Nie narzekam na kondycję włosów. Są zdrowe, lśniące i pełne życia. Niestety od zawsze męczy mnie inny problem, mianowicie gubię dużo włosów. Chociaż mieszczę się w normie, chciałabym coś z tym zrobić. Szukam specyfiku doskonałego... Po raz kolejny z odsieczą przychodzi marka BioKap :)
Z serii ANTICADUTA miałam już szampon oraz suplement, aktualnie testuję ampułki. Dziś chciałam Wam opisać kolejny produkt, jakim jest lotion przeciw wypadaniu włosów Biokap Anticaduta Shock Formula. Stosowałam go przez miesiąc, co drugi dzień :) Jesteście ciekawi mojej opinii? Zapraszam!
Od producenta:
Lotion Anticaduta to preparat, który skutecznie hamuje proces wypadania włosów.
Chcesz zastosować kompleksową kurację by skutecznie zahamować proces wypadania włosów?
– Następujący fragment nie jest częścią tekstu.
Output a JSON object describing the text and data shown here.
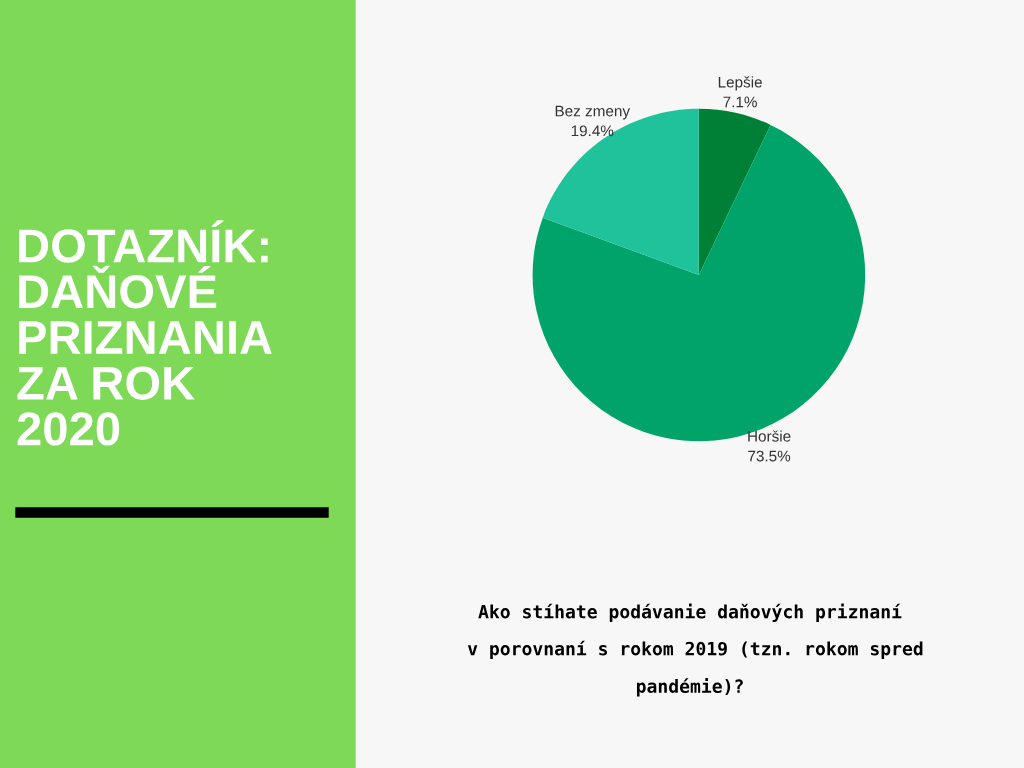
{
  "chart_data": {
    "type": "pie",
    "title": "DOTAZNÍK:\nDAŇOVÉ\nPRIZNANIA\nZA ROK\n2020",
    "categories": [
      "Lepšie",
      "Horšie",
      "Bez zmeny"
    ],
    "values": [
      7.1,
      73.5,
      19.4
    ],
    "value_labels": [
      "7.1%",
      "73.5%",
      "19.4%"
    ],
    "colors": [
      "#008037",
      "#00a36a",
      "#20c29b"
    ],
    "annotations": [
      "Ako stíhate podávanie daňových priznaní\n v porovnaní s rokom 2019 (tzn. rokom spred\npandémie)?"
    ],
    "legend": false
  }
}
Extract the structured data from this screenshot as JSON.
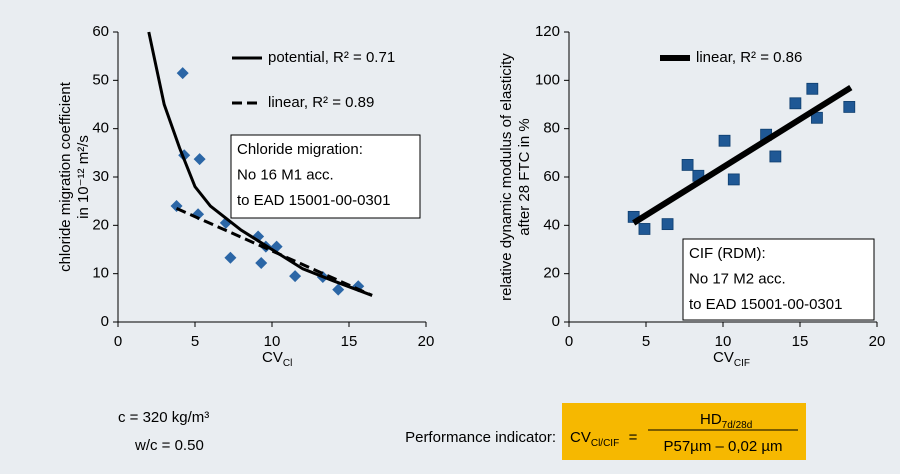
{
  "chart_data": [
    {
      "type": "scatter",
      "ylabel": [
        "chloride migration coefficient",
        "in 10⁻¹² m²/s"
      ],
      "xlabel": "CV",
      "xlabel_sub": "Cl",
      "xlim": [
        0,
        20
      ],
      "xticks": [
        0,
        5,
        10,
        15,
        20
      ],
      "ylim": [
        0,
        60
      ],
      "yticks": [
        0,
        10,
        20,
        30,
        40,
        50,
        60
      ],
      "legend": "upper right",
      "series": [
        {
          "type": "scatter",
          "marker": "diamond",
          "color": "#2b66a6",
          "x": [
            4.2,
            4.3,
            5.3,
            3.8,
            5.2,
            7,
            7.3,
            9.1,
            9.3,
            9.6,
            10.3,
            11.5,
            13.3,
            14.3,
            15.6
          ],
          "values": [
            51.5,
            34.5,
            33.7,
            24,
            22.3,
            20.5,
            13.3,
            17.7,
            12.2,
            15.6,
            15.6,
            9.5,
            9.3,
            6.7,
            7.4
          ]
        },
        {
          "type": "line",
          "name": "potential, R² = 0.71",
          "color": "#000000",
          "dash": false,
          "width": 3,
          "x": [
            2,
            3,
            4,
            5,
            6,
            8,
            10,
            12,
            14,
            16.5
          ],
          "values": [
            60,
            45,
            36,
            28,
            24,
            19,
            15,
            11,
            8.5,
            5.5
          ]
        },
        {
          "type": "line",
          "name": "linear, R² = 0.89",
          "color": "#000000",
          "dash": true,
          "width": 3,
          "x": [
            3.8,
            16.5
          ],
          "values": [
            23.5,
            5.5
          ]
        }
      ],
      "annotation": [
        "Chloride migration:",
        "No 16 M1 acc.",
        "to EAD 15001-00-0301"
      ]
    },
    {
      "type": "scatter",
      "ylabel": [
        "relative dynamic modulus of elasticity",
        "after 28 FTC in %"
      ],
      "xlabel": "CV",
      "xlabel_sub": "CIF",
      "xlim": [
        0,
        20
      ],
      "xticks": [
        0,
        5,
        10,
        15,
        20
      ],
      "ylim": [
        0,
        120
      ],
      "yticks": [
        0,
        20,
        40,
        60,
        80,
        100,
        120
      ],
      "legend": "upper right",
      "series": [
        {
          "type": "scatter",
          "marker": "square",
          "color": "#1f5895",
          "x": [
            4.2,
            4.9,
            6.4,
            7.7,
            8.4,
            10.1,
            10.7,
            12.8,
            13.4,
            14.7,
            15.8,
            16.1,
            18.2
          ],
          "values": [
            43.5,
            38.5,
            40.5,
            65,
            60.5,
            75,
            59,
            77.5,
            68.5,
            90.5,
            96.5,
            84.5,
            89
          ]
        },
        {
          "type": "line",
          "name": "linear, R² = 0.86",
          "color": "#000000",
          "dash": false,
          "width": 6,
          "x": [
            4.2,
            18.3
          ],
          "values": [
            41,
            97
          ]
        }
      ],
      "annotation": [
        "CIF (RDM):",
        "No 17 M2 acc.",
        "to EAD 15001-00-0301"
      ]
    }
  ],
  "notes": {
    "mix": [
      "c = 320 kg/m³",
      "w/c = 0.50"
    ],
    "indicator_label": "Performance indicator:",
    "formula": {
      "lhs": "CV",
      "lhs_sub": "Cl/CIF",
      "equals": "=",
      "numerator": "HD",
      "numerator_sub": "7d/28d",
      "denominator": "P57µm – 0,02 µm"
    }
  }
}
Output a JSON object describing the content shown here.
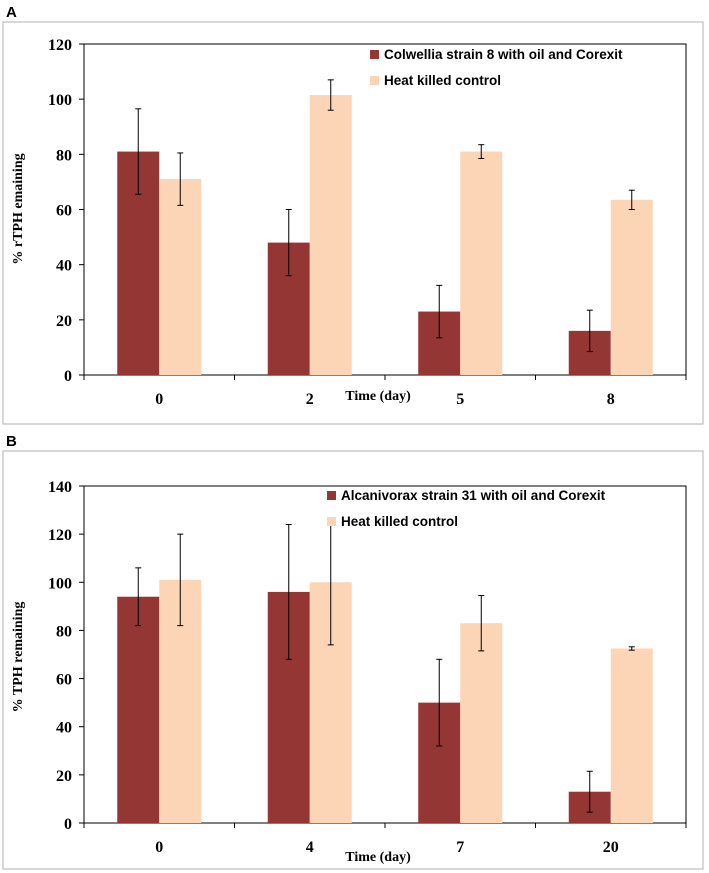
{
  "panels": [
    {
      "letter": "A",
      "chart_data": {
        "type": "bar",
        "categories": [
          "0",
          "2",
          "5",
          "8"
        ],
        "series": [
          {
            "name": "Colwellia strain 8 with oil and Corexit",
            "color": "#943634",
            "values": [
              81,
              48,
              23,
              16
            ],
            "errors": [
              15.5,
              12,
              9.5,
              7.5
            ]
          },
          {
            "name": "Heat killed control",
            "color": "#fbd5b5",
            "values": [
              71,
              101.5,
              81,
              63.5
            ],
            "errors": [
              9.5,
              5.5,
              2.5,
              3.5
            ]
          }
        ],
        "title": "",
        "xlabel": "Time (day)",
        "ylabel": "% rTPH emaining",
        "ylim": [
          0,
          120
        ],
        "yticks": [
          0,
          20,
          40,
          60,
          80,
          100,
          120
        ],
        "legend": "top-right"
      }
    },
    {
      "letter": "B",
      "chart_data": {
        "type": "bar",
        "categories": [
          "0",
          "4",
          "7",
          "20"
        ],
        "series": [
          {
            "name": "Alcanivorax strain 31 with oil and Corexit",
            "color": "#943634",
            "values": [
              94,
              96,
              50,
              13
            ],
            "errors": [
              12,
              28,
              18,
              8.5
            ]
          },
          {
            "name": "Heat killed control",
            "color": "#fbd5b5",
            "values": [
              101,
              100,
              83,
              72.5
            ],
            "errors": [
              19,
              26,
              11.5,
              0.7
            ]
          }
        ],
        "title": "",
        "xlabel": "Time (day)",
        "ylabel": "% TPH remaining",
        "ylim": [
          0,
          140
        ],
        "yticks": [
          0,
          20,
          40,
          60,
          80,
          100,
          120,
          140
        ],
        "legend": "top-right"
      }
    }
  ]
}
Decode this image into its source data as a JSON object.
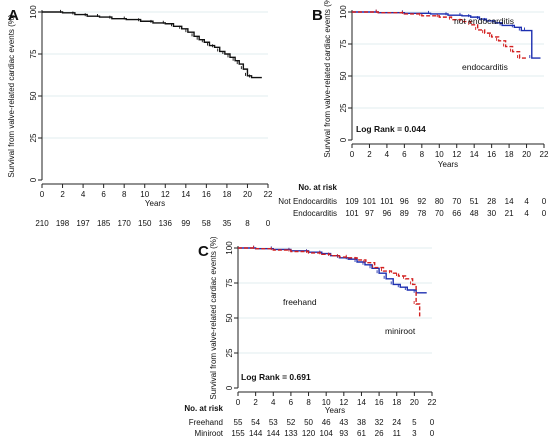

Sięgnij po Lotion Anticaduta
Lotion Anticaduta to idealne uzupełnienie kuracji przeciw wypadaniu włosów szamponem z tej samej serii. Zawiera on ekstrakt z Olax Dissitiflora, ekstrakt z rośliny China, wyciąg z Palmy Sabałowej, Pestek z Dyni, Papryczki Rocznej, Krwawnika, Pokrzywy, Czerwonej Winorośli oraz Olejki Eteryczne z Rozmarynu i Drzewa Herbacianego.
Lotion skutecznie oddziałuje na skórę głowy i włosy wzmacniając je i nawilżając. Sprawia, że przestają wypadać, nabierają blasku i zdrowego wyglądu.
Jak stosować?
Wmasuj kilka kropli lotionu w suchą lub wilgotną skórę głowy. Przez pierwsze 2 miesiące stosuj preparat co 2 dni. Po upływie tego czasu używaj go przynajmniej 2 razy w tygodniu przez kolejne 2 miesiące. Kurację najlepiej przeprowadzać 2 razy w roku.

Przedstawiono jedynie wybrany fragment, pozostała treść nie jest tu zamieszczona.